“Matthew 24 is knocking at the door.” This expression was made popular by Billy Graham during the 1950s and 60s. So well received was this saying that Johnny Cash released a song by that same title in 1973.
Matthew 24 is one of the most wrongly interpreted chapters in the Bible. The signs of Matthew 24 point to the destruction of Jerusalem and not to the second coming of Jesus and the end of the world. In fact, the entirety of Matthew 24:1-35 speaks to Jerusalem’s destruction.
There are two keys to a proper understanding of Matthew 24, and both are found within the text itself.
The first is found in verse 14 which reads, “This gospel of the kingdom will be preached in all the world as a witness to all the nations, and then the end will come.” “The end” here is not the end of the world or the age before a physical millennial reign of Jesus on earth. The end here is the destruction of Jerusalem.
The second key is found in Jesus’ statement that all of the signs and events would be seen by that present generation: “Assuredly I say to you; this generation shall not pass away until all these things take place” (v 34). I am unsure how so many miss this statement.
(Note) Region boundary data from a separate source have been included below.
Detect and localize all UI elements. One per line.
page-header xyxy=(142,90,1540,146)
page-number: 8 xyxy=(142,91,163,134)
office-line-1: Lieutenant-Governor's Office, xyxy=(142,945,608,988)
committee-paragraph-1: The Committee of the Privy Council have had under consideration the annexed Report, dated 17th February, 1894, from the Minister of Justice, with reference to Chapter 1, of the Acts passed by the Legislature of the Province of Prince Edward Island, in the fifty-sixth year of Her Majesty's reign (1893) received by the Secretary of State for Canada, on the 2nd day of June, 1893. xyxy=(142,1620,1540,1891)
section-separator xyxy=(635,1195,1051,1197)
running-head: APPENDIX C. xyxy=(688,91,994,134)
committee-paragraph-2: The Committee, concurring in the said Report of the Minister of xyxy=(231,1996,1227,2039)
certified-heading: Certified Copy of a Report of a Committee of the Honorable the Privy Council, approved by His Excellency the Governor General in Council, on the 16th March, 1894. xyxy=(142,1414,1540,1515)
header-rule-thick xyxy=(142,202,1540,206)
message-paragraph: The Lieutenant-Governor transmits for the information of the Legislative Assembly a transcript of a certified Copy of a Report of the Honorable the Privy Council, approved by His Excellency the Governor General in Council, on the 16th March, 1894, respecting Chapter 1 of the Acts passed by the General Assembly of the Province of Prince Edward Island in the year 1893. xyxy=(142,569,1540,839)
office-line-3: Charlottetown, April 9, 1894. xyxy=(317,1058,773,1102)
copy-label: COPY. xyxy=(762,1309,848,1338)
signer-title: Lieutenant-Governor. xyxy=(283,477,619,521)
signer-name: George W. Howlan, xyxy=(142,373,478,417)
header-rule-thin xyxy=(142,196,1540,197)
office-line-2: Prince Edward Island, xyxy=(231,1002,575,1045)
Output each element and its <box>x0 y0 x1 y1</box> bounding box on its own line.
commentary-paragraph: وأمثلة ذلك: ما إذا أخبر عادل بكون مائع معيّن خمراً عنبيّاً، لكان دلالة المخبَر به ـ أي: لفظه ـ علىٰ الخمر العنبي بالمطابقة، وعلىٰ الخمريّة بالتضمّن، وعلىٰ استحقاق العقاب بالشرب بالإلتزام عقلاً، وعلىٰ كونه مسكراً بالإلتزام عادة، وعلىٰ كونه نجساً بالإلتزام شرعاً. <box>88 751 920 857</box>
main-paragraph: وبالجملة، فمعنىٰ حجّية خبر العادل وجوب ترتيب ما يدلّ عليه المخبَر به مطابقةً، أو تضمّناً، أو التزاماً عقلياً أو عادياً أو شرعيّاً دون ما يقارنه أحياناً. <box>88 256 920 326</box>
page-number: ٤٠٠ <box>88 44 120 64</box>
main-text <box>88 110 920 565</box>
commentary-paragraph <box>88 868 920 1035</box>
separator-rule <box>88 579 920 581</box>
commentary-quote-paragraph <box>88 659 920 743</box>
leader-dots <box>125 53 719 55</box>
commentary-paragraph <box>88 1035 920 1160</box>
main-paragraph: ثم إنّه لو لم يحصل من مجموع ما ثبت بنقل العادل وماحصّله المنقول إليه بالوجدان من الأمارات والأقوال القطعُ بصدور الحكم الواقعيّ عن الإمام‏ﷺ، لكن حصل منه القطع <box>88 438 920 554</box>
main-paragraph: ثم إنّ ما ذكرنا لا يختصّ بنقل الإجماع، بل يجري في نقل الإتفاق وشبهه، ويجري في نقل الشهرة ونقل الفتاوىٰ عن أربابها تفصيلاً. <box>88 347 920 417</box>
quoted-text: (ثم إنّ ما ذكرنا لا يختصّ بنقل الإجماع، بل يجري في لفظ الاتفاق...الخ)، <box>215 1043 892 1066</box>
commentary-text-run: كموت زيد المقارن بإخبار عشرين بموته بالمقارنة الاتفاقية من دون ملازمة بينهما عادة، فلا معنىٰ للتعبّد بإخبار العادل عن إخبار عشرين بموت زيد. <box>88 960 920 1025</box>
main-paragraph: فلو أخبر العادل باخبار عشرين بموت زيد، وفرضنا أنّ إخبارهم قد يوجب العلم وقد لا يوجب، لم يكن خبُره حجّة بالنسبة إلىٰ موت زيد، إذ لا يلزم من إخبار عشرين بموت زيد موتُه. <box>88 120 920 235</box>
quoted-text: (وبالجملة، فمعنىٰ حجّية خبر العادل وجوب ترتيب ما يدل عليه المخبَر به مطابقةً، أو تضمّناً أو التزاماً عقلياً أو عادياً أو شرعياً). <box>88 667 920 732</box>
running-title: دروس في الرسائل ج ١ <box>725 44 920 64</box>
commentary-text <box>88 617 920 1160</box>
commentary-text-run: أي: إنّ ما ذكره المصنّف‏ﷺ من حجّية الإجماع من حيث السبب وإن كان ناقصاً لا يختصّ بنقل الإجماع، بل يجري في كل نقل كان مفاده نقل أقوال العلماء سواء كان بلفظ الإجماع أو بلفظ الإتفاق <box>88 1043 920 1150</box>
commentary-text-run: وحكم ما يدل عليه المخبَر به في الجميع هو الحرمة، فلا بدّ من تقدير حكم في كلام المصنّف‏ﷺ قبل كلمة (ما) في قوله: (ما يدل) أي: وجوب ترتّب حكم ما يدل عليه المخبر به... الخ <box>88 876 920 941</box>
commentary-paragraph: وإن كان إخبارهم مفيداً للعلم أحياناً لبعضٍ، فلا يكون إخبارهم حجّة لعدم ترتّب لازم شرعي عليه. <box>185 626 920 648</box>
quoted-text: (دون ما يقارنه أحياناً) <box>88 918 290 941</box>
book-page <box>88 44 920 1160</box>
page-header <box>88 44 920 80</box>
Paul made it clear in Colossians 1:6, 23 and in Romans 10:16-18 that the gospel had been preached to the whole world in his lifetime. Thus accomplished, “the end” would surely come as Jesus promised, and in that generation as He indicated.
Another point of interest may be seen in John’s failure to mention anything about these events in his gospel account. The three synoptic gospels (Matthew, Mark, and Luke) all spend considerable time and detail in the signs and events detailed in today’s reading. Why did John make no mention of it at all? Because John’s was the only gospel account written after Jerusalem’s destruction in AD 70.
The works of Flavius Josephus also confirm the horrors surrounding Jerusalem’s destruction in keeping with the word of Jesus. Matthew 24 is not knocking at the door. It kicked in the door of Jerusalem nearly 2000 years ago.